Thursday, November 7, 2013

Big Crew on ISS

Soyuz rocket lifts off from Baikonur spaceport. Credit: RiaNovosti.

The ISS just got a little crowded. There are now 9 astronauts and cosmonauts on the station, pending the departure of the Expedition 37 crew. Last night the Russian Soyuz rocket blasted spacecraft TMA-11M into a short trajectory orbit to rendezvous with the ISS. After a six hour journey, the Soyuz docked with the station and shortly after the crew joined the team on the station.

The new crew poses with the old crew. NASA TV.

The last time there were nine persons on the station was back in October of 2009. That is, without a Space Shuttle docked somewhere. In the photo above are posed the three groups of astronauts linking Expedition 36 to Expedition 38. Sometimes that gets confusing. In the front row are flight engineers Mikhail Tyurin (C), Koichi Wakata (L) and Rick Mastraccio (R), just arriving from Earth. They will be the second shift of the New Expedition 38. In the gray flight suits are Oleg Kotov, Mike Hopkins, and Sergey Ryazanskiy.
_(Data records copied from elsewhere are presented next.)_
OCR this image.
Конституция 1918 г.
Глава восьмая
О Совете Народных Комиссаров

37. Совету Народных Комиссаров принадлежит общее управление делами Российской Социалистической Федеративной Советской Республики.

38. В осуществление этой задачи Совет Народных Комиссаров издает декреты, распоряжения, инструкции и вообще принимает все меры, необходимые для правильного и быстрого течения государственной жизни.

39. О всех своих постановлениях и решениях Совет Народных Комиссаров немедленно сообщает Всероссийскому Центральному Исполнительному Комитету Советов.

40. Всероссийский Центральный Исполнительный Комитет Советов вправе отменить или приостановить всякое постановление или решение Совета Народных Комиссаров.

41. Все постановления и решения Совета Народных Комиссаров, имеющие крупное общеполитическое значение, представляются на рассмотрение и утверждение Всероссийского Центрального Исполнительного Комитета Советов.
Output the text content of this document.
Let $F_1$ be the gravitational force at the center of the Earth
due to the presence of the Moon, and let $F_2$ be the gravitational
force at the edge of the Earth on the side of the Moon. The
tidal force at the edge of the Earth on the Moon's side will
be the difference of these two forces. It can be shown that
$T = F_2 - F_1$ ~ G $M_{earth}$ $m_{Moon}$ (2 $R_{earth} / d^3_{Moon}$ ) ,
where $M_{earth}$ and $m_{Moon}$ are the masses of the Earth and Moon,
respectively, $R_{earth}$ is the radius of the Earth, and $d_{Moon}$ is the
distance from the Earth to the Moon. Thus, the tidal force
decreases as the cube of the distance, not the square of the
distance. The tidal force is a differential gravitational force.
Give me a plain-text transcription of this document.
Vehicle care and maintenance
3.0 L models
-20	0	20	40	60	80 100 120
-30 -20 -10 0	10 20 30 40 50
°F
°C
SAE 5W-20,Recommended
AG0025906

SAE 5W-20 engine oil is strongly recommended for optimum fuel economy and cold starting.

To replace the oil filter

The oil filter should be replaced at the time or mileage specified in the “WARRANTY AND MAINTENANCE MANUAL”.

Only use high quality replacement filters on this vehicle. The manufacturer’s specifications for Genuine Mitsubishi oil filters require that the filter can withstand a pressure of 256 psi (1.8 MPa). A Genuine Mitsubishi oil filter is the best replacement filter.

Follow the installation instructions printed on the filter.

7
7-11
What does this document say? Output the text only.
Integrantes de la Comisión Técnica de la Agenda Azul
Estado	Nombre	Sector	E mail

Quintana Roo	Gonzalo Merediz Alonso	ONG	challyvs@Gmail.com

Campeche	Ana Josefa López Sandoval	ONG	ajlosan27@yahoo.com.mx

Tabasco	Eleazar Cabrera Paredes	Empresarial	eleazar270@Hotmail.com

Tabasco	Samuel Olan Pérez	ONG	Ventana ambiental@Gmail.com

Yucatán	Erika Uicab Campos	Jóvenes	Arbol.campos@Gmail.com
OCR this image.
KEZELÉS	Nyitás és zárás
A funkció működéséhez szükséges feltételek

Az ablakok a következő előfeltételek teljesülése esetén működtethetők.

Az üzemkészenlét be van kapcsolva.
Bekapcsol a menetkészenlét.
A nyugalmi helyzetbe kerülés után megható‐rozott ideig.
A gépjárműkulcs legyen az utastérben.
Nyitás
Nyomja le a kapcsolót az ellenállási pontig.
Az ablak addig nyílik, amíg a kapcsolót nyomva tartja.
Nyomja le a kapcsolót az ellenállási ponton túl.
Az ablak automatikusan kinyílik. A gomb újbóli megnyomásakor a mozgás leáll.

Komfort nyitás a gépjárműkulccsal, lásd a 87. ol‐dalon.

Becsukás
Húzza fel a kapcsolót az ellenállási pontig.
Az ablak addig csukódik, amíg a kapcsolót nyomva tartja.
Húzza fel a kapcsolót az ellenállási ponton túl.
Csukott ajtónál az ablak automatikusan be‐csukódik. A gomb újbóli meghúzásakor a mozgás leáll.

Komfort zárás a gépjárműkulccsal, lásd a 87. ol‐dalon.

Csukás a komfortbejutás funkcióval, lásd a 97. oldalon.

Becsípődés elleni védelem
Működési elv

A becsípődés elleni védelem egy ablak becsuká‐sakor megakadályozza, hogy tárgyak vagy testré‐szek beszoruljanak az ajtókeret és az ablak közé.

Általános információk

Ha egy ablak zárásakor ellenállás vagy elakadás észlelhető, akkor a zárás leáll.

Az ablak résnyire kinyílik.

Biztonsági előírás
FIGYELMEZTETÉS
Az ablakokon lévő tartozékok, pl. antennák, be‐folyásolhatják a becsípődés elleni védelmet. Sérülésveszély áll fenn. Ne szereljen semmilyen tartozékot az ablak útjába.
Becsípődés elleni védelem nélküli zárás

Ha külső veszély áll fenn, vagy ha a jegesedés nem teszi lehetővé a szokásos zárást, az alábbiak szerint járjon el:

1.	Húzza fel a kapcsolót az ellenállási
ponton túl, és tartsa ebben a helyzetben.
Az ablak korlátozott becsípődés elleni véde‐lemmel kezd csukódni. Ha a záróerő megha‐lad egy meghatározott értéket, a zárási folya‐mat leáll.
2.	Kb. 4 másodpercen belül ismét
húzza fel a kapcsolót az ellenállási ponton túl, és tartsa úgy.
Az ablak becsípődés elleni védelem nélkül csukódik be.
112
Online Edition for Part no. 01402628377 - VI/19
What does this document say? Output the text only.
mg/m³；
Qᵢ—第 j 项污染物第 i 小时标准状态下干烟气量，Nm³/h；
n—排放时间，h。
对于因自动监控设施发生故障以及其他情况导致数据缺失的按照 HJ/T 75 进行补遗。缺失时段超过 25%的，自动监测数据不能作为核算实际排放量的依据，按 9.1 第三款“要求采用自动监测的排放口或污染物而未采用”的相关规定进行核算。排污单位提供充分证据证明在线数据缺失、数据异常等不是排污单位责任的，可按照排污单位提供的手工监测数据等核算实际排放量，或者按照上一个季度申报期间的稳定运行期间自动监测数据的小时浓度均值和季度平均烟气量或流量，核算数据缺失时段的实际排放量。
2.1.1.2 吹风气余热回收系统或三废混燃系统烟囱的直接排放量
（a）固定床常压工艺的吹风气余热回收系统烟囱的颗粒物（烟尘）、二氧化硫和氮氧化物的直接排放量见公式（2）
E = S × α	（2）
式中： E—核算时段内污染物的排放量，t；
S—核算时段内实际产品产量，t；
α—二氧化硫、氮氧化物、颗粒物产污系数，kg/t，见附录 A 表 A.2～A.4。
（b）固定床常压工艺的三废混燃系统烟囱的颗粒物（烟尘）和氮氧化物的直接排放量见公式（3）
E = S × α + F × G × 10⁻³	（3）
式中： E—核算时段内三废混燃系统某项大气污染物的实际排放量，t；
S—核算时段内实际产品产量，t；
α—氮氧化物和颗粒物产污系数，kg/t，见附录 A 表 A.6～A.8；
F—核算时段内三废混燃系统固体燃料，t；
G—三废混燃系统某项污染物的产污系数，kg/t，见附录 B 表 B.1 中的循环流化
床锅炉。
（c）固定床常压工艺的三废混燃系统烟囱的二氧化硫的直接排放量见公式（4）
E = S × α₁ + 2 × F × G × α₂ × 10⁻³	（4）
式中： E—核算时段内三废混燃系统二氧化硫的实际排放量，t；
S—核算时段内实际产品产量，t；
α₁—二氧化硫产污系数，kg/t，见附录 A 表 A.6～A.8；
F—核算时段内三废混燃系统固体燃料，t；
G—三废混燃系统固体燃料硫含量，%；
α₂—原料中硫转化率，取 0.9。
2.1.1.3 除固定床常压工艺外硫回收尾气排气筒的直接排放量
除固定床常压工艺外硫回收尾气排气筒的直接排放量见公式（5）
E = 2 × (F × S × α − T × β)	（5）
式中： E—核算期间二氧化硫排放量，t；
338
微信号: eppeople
They were the second half of Expedition 37 and become the lead team for Expedition 38. Behind them is the second half of Expedition 36, which became the lead team for Expedition 37: Karen Nyberg, Fyodor Yurchikhin, and Luca Parmitano. They are scheduled to leave the station on Sunday to return home to Earth in Soyuz TMA-09M.

Easy... easy... a little to the left... now forward... Soyuz TMA-11M prepares to dock early Thursday morning at the Russian Rassvet docking module. NASA TV.

Cosmonaut Oleg Kotov will officially begin command of Expedition 38 on Sunday when the TMA-09M undocks from the ISS. Of the new expedition crew, only Sergey Ryazanskiy and Mike Hopkins are on their first flights. Astronaut Koichi Wakata (Japan) has been on shuttle flights and a previous stay on board the ISS. COming up this week on Friday is a news conference to commemorate the 15th anniversary of the beginning of construction for ISS. On Saturday Kotov and Ryazanskiy will perform an EVA to take the Olympic Torch (just brought up) outside the station. This torch will return to Earth with the TMA-09M flight and will be used in the opening ceremonies of the Summer Olympic Games in Russia in 2014.